The president also said there are multiple ways to love, be loved and be happy, and that the State shouldn’t be concerned with the gender identity or sexual orientation of its citizens.
“We are the first country in Latin America to promote this initiative in order to guarantee the gender identity of people who do not perceive themselves as female or male. We are making possible what seemed impossible,” Fernández wrote in a tweet.

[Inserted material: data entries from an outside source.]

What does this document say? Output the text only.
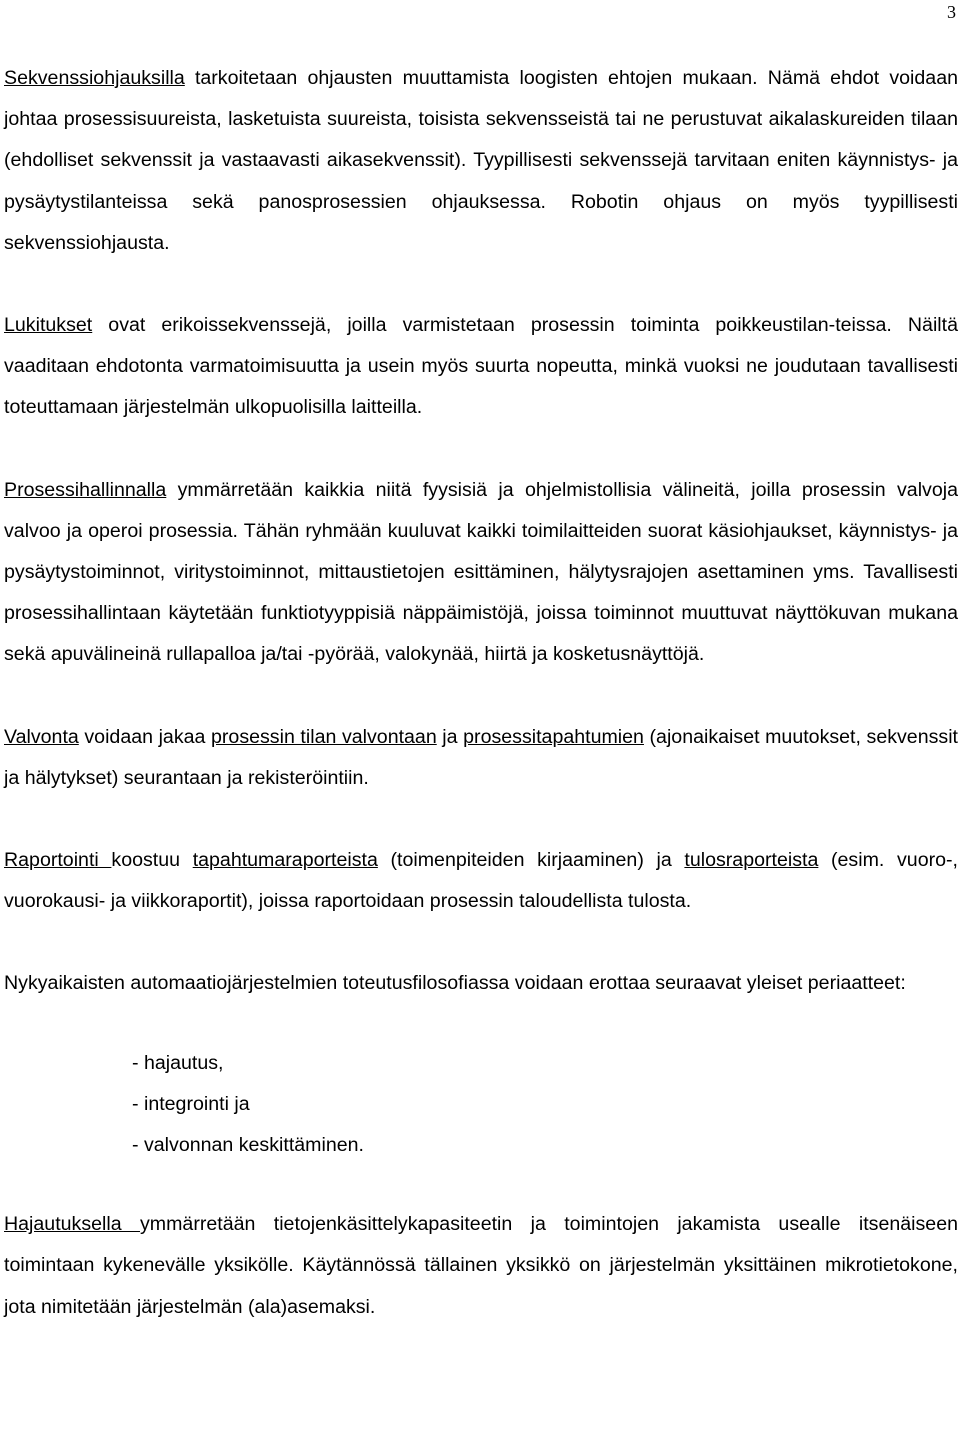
3

Sekvenssiohjauksilla tarkoitetaan ohjausten muuttamista loogisten ehtojen mukaan. Nämä ehdot voidaan johtaa prosessisuureista, lasketuista suureista, toisista sekvensseistä tai ne perustuvat aikalaskureiden tilaan (ehdolliset sekvenssit ja vastaavasti aikasekvenssit). Tyypillisesti sekvenssejä tarvitaan eniten käynnistys- ja pysäytystilanteissa sekä panosprosessien ohjauksessa. Robotin ohjaus on myös tyypillisesti sekvenssiohjausta.

Lukitukset ovat erikoissekvenssejä, joilla varmistetaan prosessin toiminta poikkeustilan-teissa. Näiltä vaaditaan ehdotonta varmatoimisuutta ja usein myös suurta nopeutta, minkä vuoksi ne joudutaan tavallisesti toteuttamaan järjestelmän ulkopuolisilla laitteilla.

Prosessihallinnalla ymmärretään kaikkia niitä fyysisiä ja ohjelmistollisia välineitä, joilla prosessin valvoja valvoo ja operoi prosessia. Tähän ryhmään kuuluvat kaikki toimilaitteiden suorat käsiohjaukset, käynnistys- ja pysäytystoiminnot, viritystoiminnot, mittaustietojen esittäminen, hälytysrajojen asettaminen yms. Tavallisesti prosessihallintaan käytetään funktiotyyppisiä näppäimistöjä, joissa toiminnot muuttuvat näyttökuvan mukana sekä apuvälineinä rullapalloa ja/tai -pyörää, valokynää, hiirtä ja kosketusnäyttöjä.

Valvonta voidaan jakaa prosessin tilan valvontaan ja prosessitapahtumien (ajonaikaiset muutokset, sekvenssit ja hälytykset) seurantaan ja rekisteröintiin.

Raportointi koostuu tapahtumaraporteista (toimenpiteiden kirjaaminen) ja tulosraporteista (esim. vuoro-, vuorokausi- ja viikkoraportit), joissa raportoidaan prosessin taloudellista tulosta.

Nykyaikaisten automaatiojärjestelmien toteutusfilosofiassa voidaan erottaa seuraavat yleiset periaatteet:

- hajautus,
- integrointi ja
- valvonnan keskittäminen.

Hajautuksella ymmärretään tietojenkäsittelykapasiteetin ja toimintojen jakamista usealle itsenäiseen toimintaan kykenevälle yksikölle. Käytännössä tällainen yksikkö on järjestelmän yksittäinen mikrotietokone, jota nimitetään järjestelmän (ala)asemaksi.
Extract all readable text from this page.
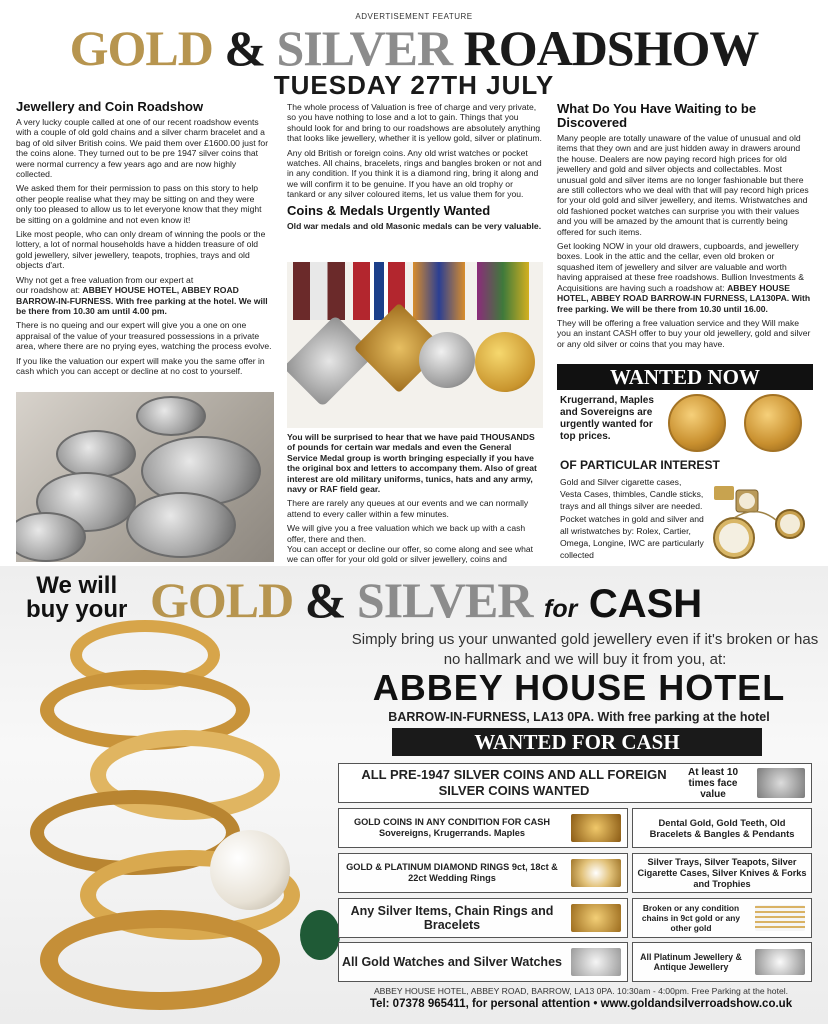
ADVERTISEMENT FEATURE
GOLD & SILVER ROADSHOW
TUESDAY 27TH JULY
Jewellery and Coin Roadshow

A very lucky couple called at one of our recent roadshow events with a couple of old gold chains and a silver charm bracelet and a bag of old silver British coins. We paid them over £1600.00 just for the coins alone. They turned out to be pre 1947 silver coins that were normal currency a few years ago and are now highly collected.

We asked them for their permission to pass on this story to help other people realise what they may be sitting on and they were only too pleased to allow us to let everyone know that they might be sitting on a goldmine and not even know it!

Like most people, who can only dream of winning the pools or the lottery, a lot of normal households have a hidden treasure of old gold jewellery, silver jewellery, teapots, trophies, trays and old objects d'art.

Why not get a free valuation from our expert at
our roadshow at: ABBEY HOUSE HOTEL, ABBEY ROAD BARROW-IN-FURNESS. With free parking at the hotel. We will be there from 10.30 am until 4.00 pm.

There is no queing and our expert will give you a one on one appraisal of the value of your treasured possessions in a private area, where there are no prying eyes, watching the process evolve.

If you like the valuation our expert will make you the same offer in cash which you can accept or decline at no cost to yourself.

The whole process of Valuation is free of charge and very private, so you have nothing to lose and a lot to gain. Things that you should look for and bring to our roadshows are absolutely anything that looks like jewellery, whether it is yellow gold, silver or platinum.

Any old British or foreign coins. Any old wrist watches or pocket watches. All chains, bracelets, rings and bangles broken or not and in any condition. If you think it is a diamond ring, bring it along and we will confirm it to be genuine. If you have an old trophy or tankard or any silver coloured items, let us value them for you.

Coins & Medals Urgently Wanted

Old war medals and old Masonic medals can be very valuable.

You will be surprised to hear that we have paid THOUSANDS of pounds for certain war medals and even the General Service Medal group is worth bringing especially if you have the original box and letters to accompany them. Also of great interest are old military uniforms, tunics, hats and any army, navy or RAF field gear.

There are rarely any queues at our events and we can normally attend to every caller within a few minutes.

We will give you a free valuation which we back up with a cash offer, there and then.

You can accept or decline our offer, so come along and see what we can offer for your old gold or silver jewellery, coins and

What Do You Have Waiting to be Discovered

Many people are totally unaware of the value of unusual and old items that they own and are just hidden away in drawers around the house. Dealers are now paying record high prices for old jewellery and gold and silver objects and collectables. Most unusual gold and silver items are no longer fashionable but there are still collectors who we deal with that will pay record high prices for your old gold and silver jewellery, and items. Wristwatches and old fashioned pocket watches can surprise you with their values and you will be amazed by the amount that is currently being offered for such items.

Get looking NOW in your old drawers, cupboards, and jewellery boxes. Look in the attic and the cellar, even old broken or squashed item of jewellery and silver are valuable and worth having appraised at these free roadshows. Bullion Investments & Acquisitions are having such a roadshow at: ABBEY HOUSE HOTEL, ABBEY ROAD BARROW-IN FURNESS, LA130PA. With free parking. We will be there from 10.30 until 16.00.

They will be offering a free valuation service and they Will make you an instant CASH offer to buy your old jewellery, gold and silver or any old silver or coins that you may have.

WANTED NOW
Krugerrand, Maples and Sovereigns are urgently wanted for top prices.
OF PARTICULAR INTEREST
Gold and Silver cigarette cases, Vesta Cases, thimbles, Candle sticks, trays and all things silver are needed. Pocket watches in gold and silver and all wristwatches by: Rolex, Cartier, Omega, Longine, IWC are particularly collected
We will
buy your GOLD & SILVER for CASH
Simply bring us your unwanted gold jewellery even if it's broken or has no hallmark and we will buy it from you, at:
ABBEY HOUSE HOTEL
BARROW-IN-FURNESS, LA13 0PA. With free parking at the hotel
WANTED FOR CASH
ALL PRE-1947 SILVER COINS AND ALL FOREIGN SILVER COINS WANTED
At least 10 times face value
GOLD COINS IN ANY CONDITION FOR CASH Sovereigns, Krugerrands. Maples
GOLD & PLATINUM DIAMOND RINGS 9ct, 18ct & 22ct Wedding Rings
Any Silver Items, Chain Rings and Bracelets
All Gold Watches and Silver Watches
Dental Gold, Gold Teeth, Old Bracelets & Bangles & Pendants
Silver Trays, Silver Teapots, Silver Cigarette Cases, Silver Knives & Forks and Trophies
Broken or any condition chains in 9ct gold or any other gold
All Platinum Jewellery & Antique Jewellery
ABBEY HOUSE HOTEL, ABBEY ROAD, BARROW, LA13 0PA. 10:30am - 4:00pm. Free Parking at the hotel.
Tel: 07378 965411, for personal attention • www.goldandsilverroadshow.co.uk
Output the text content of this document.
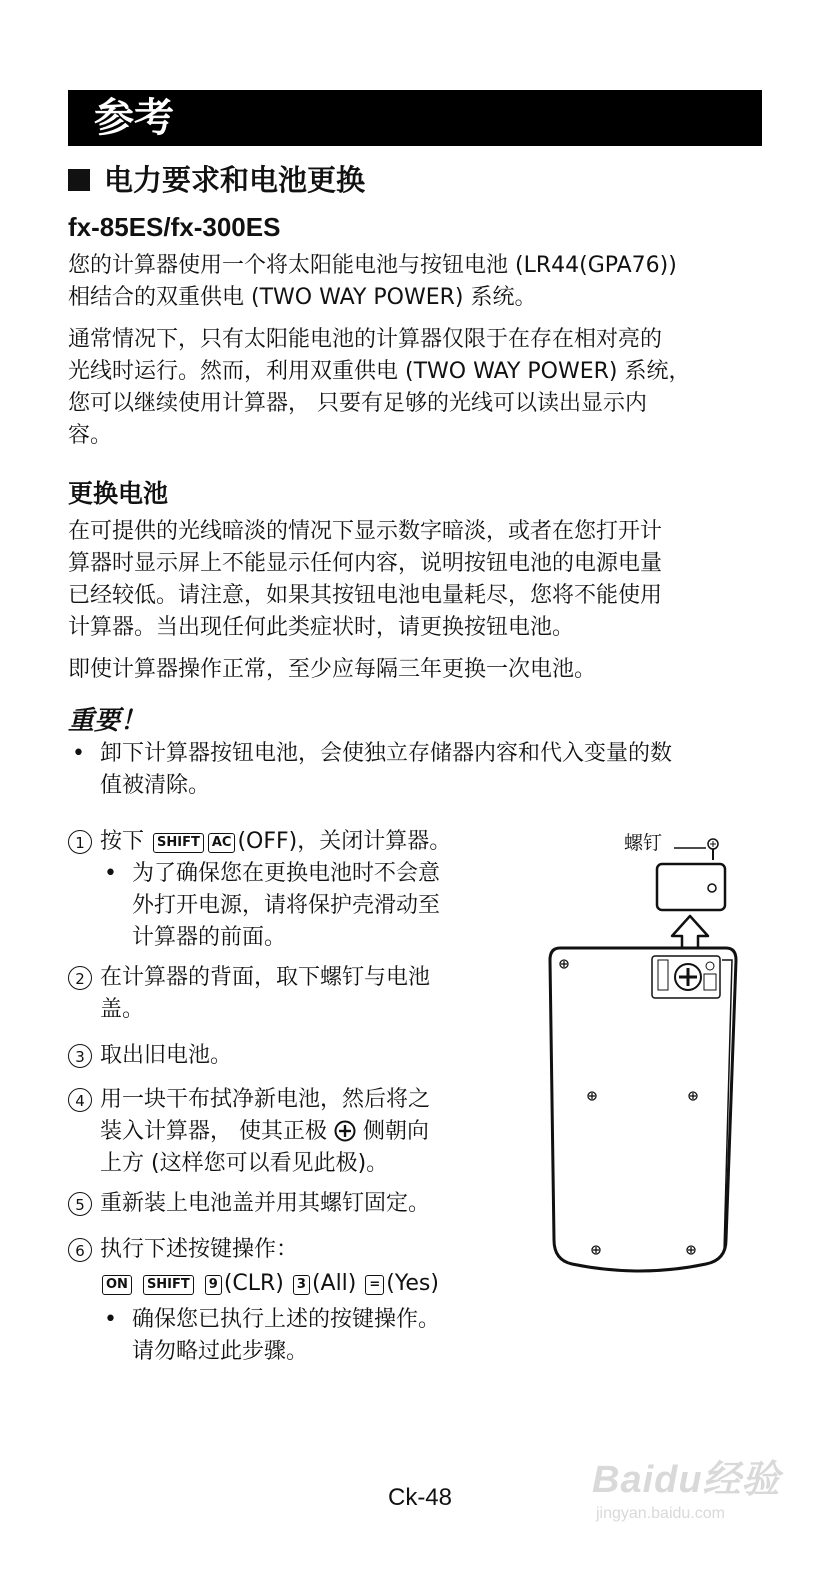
参考
电力要求和电池更换
fx-85ES/fx-300ES
您的计算器使用一个将太阳能电池与按钮电池 (LR44(GPA76))
相结合的双重供电 (TWO WAY POWER) 系统。
通常情况下，只有太阳能电池的计算器仅限于在存在相对亮的
光线时运行。然而，利用双重供电 (TWO WAY POWER) 系统，
您可以继续使用计算器， 只要有足够的光线可以读出显示内
容。
更换电池
在可提供的光线暗淡的情况下显示数字暗淡，或者在您打开计
算器时显示屏上不能显示任何内容，说明按钮电池的电源电量
已经较低。请注意，如果其按钮电池电量耗尽，您将不能使用
计算器。当出现任何此类症状时，请更换按钮电池。
即使计算器操作正常，至少应每隔三年更换一次电池。
重要！
• 卸下计算器按钮电池，会使独立存储器内容和代入变量的数
值被清除。
1 按下 SHIFT AC (OFF)，关闭计算器。
• 为了确保您在更换电池时不会意
外打开电源，请将保护壳滑动至
计算器的前面。
2 在计算器的背面，取下螺钉与电池
盖。
3 取出旧电池。
4 用一块干布拭净新电池，然后将之
装入计算器， 使其正极 侧朝向
上方 (这样您可以看见此极)。
5 重新装上电池盖并用其螺钉固定。
6 执行下述按键操作：
ON SHIFT 9 (CLR) 3 (All) = (Yes)
• 确保您已执行上述的按键操作。
请勿略过此步骤。
螺钉
Ck-48	Baidu经验
jingyan.baidu.com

Hay identidades que existieron siempre, pero que se ocultaron. Debemos respetarlas porque cuando las negamos, le quitamos a muchas personas la posibilidad de ser felices.— Alberto Fernández (@alferdez) July 21, 2021
Espero que este avance termine el día en el que en el DNI a nadie le pregunten con qué género se percibe. pic.twitter.com/Ne13xQSOrW
Alcorta said that the implementation of the nonbinary DNI is a step towards creating a society that is more equal and more inclusive.
Argentinians can change their current documentation at the headquarters of the National Registry of Persons or at any Civil Registries office. They must bring their birth certificate and current DNI.
Foreigners residing in the country can amend their ID at the National Migration Office.
Argentina’s LGBT Federation (FALGBT) celebrated the news as a “historic advancement” for LGBT rights.
“All identities are valid!” the group wrote on Twitter.
¡Todas las identidades son válidas! y ¡el Estado las reconoce!— Zona Falgbt (@ZonaFALGBT) July 21, 2021
Sí, así como lo leés A partir de hoy las personas no binarias y que NO se autoperciban dentro del binomio “masculino-femenino” o que no quieran que dicha denominación figure en su documentación pic.twitter.com/g86vzv9l6Q
"Although the use of the 'X' is not completely inclusive in the recognition [of] the wide range of identities that exist, it is an important step on the way toward real equality of rights," FALGBT said in a statement.
In terms of social reforms, Argentina is one of most progressive countries in the region.
In 2010, it passed a law recognizing same-sex marriage. Then in 2012, it passed the Gender Rights Law, which allowed trans people to legally correct their gender without needing a doctor’s note. The legislation also guaranteed the rights to free gender-affirming healthcare, including surgery and hormones.
In June, lawmakers approved a 1% quota of public sector jobs to be reserved for transgender people.